Swarming (military)

Swarming is a battlefield tactic designed to maximize target saturation, and thereby overwhelm or saturate the defences of the principal target or objective. Defenders can overcome attempts at swarming by launching counter-swarming measures that are designed to neutralize or otherwise repel such attacks.

Military swarming is often encountered in asymmetric warfare where opposing forces are not of the same size, or capacity. In such situations, swarming involves the use of a decentralized force against an opponent, in a manner that emphasizes mobility, communication, unit autonomy and coordination or synchronization.[1] Historically military forces have used the principles of swarming without really examining them explicitly, but there is now active research in consciously examining military doctrines that draw ideas from swarming. In nature and nonmilitary situations, there are other various forms of swarming. Biologically driven forms are often complex adaptive systems, but have no central planning, simple individual rules, and nondeterministic behavior that may or may not evolve with the situation.[2]

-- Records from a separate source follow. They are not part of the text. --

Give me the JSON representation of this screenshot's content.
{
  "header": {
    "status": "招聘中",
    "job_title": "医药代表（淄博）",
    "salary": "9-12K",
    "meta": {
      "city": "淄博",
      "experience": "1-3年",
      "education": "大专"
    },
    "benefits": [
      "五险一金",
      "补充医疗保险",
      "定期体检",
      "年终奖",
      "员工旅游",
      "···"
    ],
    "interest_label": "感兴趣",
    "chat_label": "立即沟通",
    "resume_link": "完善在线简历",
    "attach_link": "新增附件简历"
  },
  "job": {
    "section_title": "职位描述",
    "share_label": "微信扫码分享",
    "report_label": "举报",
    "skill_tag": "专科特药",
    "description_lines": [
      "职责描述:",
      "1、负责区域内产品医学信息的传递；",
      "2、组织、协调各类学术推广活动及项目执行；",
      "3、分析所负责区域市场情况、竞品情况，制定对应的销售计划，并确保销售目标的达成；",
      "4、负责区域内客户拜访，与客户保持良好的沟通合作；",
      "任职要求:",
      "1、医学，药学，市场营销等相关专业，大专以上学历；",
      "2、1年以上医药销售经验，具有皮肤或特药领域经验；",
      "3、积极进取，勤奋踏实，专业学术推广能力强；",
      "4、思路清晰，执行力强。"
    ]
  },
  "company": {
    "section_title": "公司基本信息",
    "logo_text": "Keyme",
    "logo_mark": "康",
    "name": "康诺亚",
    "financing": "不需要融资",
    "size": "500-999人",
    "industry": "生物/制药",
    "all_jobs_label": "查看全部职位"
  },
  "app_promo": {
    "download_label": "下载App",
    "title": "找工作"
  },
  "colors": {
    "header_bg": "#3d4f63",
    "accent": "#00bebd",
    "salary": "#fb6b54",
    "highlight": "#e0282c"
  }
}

Current military explorations into swarming address the spectrum of military operations, from strategic through tactical. An expert group evaluated swarming's role in the "revolution in military affairs" or force transformation.[3] They observed that military swarming is primarily tactical, sometimes operational and rarely strategic, and is a complement to other efforts rather than a replacement for them. Swarming is a logical extension of network-centric warfare. At present, the networking for swarming is only available in specific contexts.

  1. ^ Edwards, Sean J.A. (2000). Swarming on the Battlefield: Past, Present, and Future. Rand Monograph MR-1100. Rand Corporation. ISBN 0-8330-2779-4.
  2. ^ Edwards, Sean J.A. (January 2003). "Military History of Swarming" (ppt). Complexity Digest. Conference on Swarming and Network Enabled Command, Control, Communications, Computers, Intelligence, Surveillance, and Reconnaissance (C4ISR) (January 13–14, 2003) (May 2005 ed.). McLean, Virginia. Retrieved 2007-12-16.
  3. ^ Splinter Group C (January 2003). "Should swarming become a Tenet for Transformation?" (PPT). Complexity Digest. Conference on Swarming and Network Enabled Command, Control, Communications, Computers, Intelligence, Surveillance, and Reconnaissance (January 13–14, 2003). McLean, Virginia. Retrieved 2007-12-16.